Here we are again, with another recipe and another post. I think many who don’t blog often wonder how we do it. Or why. This endless parade of dishes, photographed and styled with care, and the words, post after post with words describing how sweet something tastes or how smoothly it glides across the tongue. And there are days when even I wonder how and why I continue to do this. To share my story through pictures and words.
But then I remember the simplicity of standing in a kitchen with a counter of ingredients. Bags of sugar and flour. Aluminum cartons of baking powder. Freshly ground spices. And fruit browning in a bowl. I remember the pleasure of watching those ingredients come together. The art in taking things that are disparate and making them whole. To share those creations is a way of saying that beauty and pleasure still matter. That food is much more than what you put on your plate. Food can be the root of conversation, the root of love, the root of family. And by sharing it with all of you, I affirm that the gift of food has measurable worth.
This pumpkin bundt cake came together on a crisp fall afternoon.
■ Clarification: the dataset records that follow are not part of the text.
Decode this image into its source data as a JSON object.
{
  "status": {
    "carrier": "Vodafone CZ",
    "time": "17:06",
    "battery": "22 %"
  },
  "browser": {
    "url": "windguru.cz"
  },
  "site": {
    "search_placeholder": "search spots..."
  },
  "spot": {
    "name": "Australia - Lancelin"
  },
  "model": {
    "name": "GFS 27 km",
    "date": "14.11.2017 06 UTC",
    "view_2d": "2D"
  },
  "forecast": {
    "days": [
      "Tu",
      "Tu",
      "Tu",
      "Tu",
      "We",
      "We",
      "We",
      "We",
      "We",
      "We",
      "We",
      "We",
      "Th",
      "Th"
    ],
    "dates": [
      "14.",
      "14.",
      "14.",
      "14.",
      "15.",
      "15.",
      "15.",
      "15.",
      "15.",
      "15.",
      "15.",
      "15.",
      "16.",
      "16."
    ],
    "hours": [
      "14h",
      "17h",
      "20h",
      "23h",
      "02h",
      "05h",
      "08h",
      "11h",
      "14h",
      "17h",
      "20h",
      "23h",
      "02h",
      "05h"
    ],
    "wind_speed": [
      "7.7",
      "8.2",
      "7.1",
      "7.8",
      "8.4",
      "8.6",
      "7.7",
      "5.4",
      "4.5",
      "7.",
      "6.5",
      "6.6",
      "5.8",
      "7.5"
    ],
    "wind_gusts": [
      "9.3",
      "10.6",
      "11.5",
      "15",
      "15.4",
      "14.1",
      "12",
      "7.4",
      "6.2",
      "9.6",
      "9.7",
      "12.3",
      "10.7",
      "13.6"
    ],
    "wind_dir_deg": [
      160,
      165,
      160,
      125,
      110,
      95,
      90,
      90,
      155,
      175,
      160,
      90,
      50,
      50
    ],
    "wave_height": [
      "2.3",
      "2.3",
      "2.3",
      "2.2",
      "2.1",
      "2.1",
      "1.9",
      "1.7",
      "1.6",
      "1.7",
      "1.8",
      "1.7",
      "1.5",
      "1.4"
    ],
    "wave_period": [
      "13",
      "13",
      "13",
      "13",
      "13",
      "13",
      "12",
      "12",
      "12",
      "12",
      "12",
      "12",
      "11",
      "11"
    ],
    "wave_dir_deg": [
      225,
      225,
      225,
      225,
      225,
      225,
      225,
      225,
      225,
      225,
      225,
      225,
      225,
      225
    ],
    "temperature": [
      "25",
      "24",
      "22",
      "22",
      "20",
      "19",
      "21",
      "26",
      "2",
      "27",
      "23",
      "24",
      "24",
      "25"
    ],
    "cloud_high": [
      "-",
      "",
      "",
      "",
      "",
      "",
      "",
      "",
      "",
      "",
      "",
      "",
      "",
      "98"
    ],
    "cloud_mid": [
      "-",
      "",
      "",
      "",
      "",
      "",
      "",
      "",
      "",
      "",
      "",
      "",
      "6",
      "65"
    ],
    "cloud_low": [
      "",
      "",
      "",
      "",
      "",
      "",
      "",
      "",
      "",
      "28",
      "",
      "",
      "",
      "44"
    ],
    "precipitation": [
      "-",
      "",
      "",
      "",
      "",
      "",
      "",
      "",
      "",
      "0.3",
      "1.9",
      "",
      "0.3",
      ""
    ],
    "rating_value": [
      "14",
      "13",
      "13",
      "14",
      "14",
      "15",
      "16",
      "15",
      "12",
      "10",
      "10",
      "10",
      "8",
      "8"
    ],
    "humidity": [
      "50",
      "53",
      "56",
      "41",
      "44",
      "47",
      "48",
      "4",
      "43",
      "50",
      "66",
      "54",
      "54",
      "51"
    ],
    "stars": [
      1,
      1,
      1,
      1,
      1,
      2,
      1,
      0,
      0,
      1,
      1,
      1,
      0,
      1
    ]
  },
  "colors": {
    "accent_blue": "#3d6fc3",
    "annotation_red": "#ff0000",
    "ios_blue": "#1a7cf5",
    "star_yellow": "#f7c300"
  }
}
I pulled it from oven, let it rest, and it fell (beautifully and painlessly) from its pan onto a cooling rack. If bundt cakes have taught me anything, it’s the value of patience. Turn a bundt cake out too soon, and you end up with a puzzle you have to try to put back together again. Once upright, I slathered my cake cake with a mixture of melted butter and maple syrup, and then generously coated it with cinnamon and sugar until it glistened and smelled like my grandmother’s house on Christmas morning. And when I took pictures of the cake an hour or two later, I felt that familiar rush of joy that comes from a job well done.
Pumpkin Bundt Cake
2-1/2 cups sugar
1 cup canola oil
3 eggs
3 cups all-purpose flour
2 teaspoons baking soda
1 teaspoon ground cinnamon
1 teaspoon ground nutmeg
1/2 teaspoon salt
1/4 teaspoon ground cloves
1 can (15 ounces) solid-pack pumpkin
Confectioners’ sugar
1/4 cup melted butter
1/4 cup maple syrup
Cinnamon Sugar (about 1/2 cup)
1. In a large bowl, combine sugar and oil until blended. Add eggs, one at a time, beating well after each addition. Combine the flour, baking soda, cinnamon, nutmeg, salt and cloves in a separate bowl; fold into egg mixture alternately with pumpkin, beating well after each addition.
2. Transfer to a well-greased and floured 10-in. fluted tube pan. Bake at 350 degrees F for 60-65 minutes or until toothpick inserted near the center comes out clean. Cool for 20 minutes before inverting onto a wire rack. While cooling, whisk together melted butter and maple syrup in a small bowl. Coat sides and top of cake with mixture and dust generously with cinnamon sugar mixture.